Search code examples
pythonnlpspacy

How can I identify the perpetrator and victim in a sentence using NLP?


I am very new to NLP and am looking for topics to explore that may be able to help me in identifying subjects. Specifically, victim and attacker in the following context:

The UK was attacked by China over several weeks

Over several weeks, China attacked the UK.

Using SpaCy, I have identified the subjects, but they change depending on their position:

nlp = spacy.load("en_core_web_sm")
doc1 = nlp("China attacked the UK over several weeks")
doc2 = nlp("The UK was attacked by China over several weeks")
docs = [doc1, doc2]
for doc in docs:
  print("============")
  for chunk in doc.noun_chunks:
    print(chunk.text, chunk.root.text, chunk.root.dep_,
            chunk.root.head.text)

Output:

============
China China nsubj attacked
the UK UK dobj attacked
several weeks weeks pobj over
============
The UK UK nsubjpass attacked
China China pobj by
several weeks weeks pobj over

Any help and direction would be greatly appreciated.


Solution

  • This is called Semantic Role Labelling and it is hard.

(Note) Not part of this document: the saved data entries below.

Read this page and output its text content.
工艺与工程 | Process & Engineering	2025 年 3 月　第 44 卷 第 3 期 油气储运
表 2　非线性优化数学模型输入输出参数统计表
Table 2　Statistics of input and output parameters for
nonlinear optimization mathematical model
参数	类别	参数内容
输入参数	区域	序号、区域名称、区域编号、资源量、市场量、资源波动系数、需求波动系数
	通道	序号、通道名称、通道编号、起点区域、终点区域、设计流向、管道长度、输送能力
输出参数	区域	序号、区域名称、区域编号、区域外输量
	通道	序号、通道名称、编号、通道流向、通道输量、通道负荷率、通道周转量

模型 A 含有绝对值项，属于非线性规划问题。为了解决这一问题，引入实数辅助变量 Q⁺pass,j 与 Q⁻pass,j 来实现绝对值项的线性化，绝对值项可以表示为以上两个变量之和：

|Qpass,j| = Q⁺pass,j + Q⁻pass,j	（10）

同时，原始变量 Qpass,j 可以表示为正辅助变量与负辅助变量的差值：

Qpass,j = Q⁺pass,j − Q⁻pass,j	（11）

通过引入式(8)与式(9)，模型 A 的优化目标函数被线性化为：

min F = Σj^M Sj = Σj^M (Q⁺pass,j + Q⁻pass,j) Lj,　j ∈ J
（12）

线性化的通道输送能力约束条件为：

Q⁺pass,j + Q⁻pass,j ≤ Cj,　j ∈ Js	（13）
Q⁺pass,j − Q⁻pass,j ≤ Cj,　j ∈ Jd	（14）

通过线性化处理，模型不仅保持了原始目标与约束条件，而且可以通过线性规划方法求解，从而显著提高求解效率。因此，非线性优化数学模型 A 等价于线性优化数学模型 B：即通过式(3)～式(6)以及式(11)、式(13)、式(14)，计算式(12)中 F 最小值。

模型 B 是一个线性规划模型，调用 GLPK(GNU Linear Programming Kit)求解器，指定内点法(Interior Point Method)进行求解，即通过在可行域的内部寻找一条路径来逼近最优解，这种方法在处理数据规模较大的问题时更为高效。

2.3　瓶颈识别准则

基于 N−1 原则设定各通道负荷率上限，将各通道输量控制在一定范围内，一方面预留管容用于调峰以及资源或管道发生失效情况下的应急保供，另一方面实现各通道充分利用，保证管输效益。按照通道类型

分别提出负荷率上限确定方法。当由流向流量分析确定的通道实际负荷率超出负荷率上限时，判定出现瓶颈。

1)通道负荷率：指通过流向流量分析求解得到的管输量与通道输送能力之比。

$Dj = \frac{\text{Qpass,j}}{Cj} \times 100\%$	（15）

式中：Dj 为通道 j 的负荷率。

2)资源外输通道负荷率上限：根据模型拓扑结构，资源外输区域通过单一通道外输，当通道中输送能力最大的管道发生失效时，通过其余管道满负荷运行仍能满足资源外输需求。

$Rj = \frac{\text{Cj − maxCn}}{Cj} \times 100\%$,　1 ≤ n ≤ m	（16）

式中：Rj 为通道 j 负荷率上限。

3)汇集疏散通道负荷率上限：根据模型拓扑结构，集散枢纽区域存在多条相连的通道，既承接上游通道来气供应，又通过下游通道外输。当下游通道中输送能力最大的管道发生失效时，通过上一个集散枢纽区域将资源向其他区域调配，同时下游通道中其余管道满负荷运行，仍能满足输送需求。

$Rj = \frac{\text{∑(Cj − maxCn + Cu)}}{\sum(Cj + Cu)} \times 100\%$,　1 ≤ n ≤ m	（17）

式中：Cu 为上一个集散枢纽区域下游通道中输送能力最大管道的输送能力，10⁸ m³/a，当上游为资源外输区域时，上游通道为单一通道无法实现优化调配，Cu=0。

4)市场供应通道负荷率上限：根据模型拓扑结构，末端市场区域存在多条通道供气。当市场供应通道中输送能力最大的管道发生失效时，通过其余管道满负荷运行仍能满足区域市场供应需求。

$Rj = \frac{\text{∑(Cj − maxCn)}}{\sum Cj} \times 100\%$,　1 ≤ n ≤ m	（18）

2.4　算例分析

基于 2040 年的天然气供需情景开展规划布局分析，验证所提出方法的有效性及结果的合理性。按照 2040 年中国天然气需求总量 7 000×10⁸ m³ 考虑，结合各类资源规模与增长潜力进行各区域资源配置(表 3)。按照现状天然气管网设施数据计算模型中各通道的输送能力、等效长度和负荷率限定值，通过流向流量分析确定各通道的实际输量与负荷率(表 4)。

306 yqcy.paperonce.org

In spaCy our general recommendation is that you don't model it as NER, but instead use generic NER labels like PERSON (or GPE here) and the dependency parse to see how far you can get before considering other approaches.

    See section 10 in chapter 4 of the spaCy course for a very specific overview of this problem.

    For an overview of the research on the topic I recommend Jurafsky & Martin's book.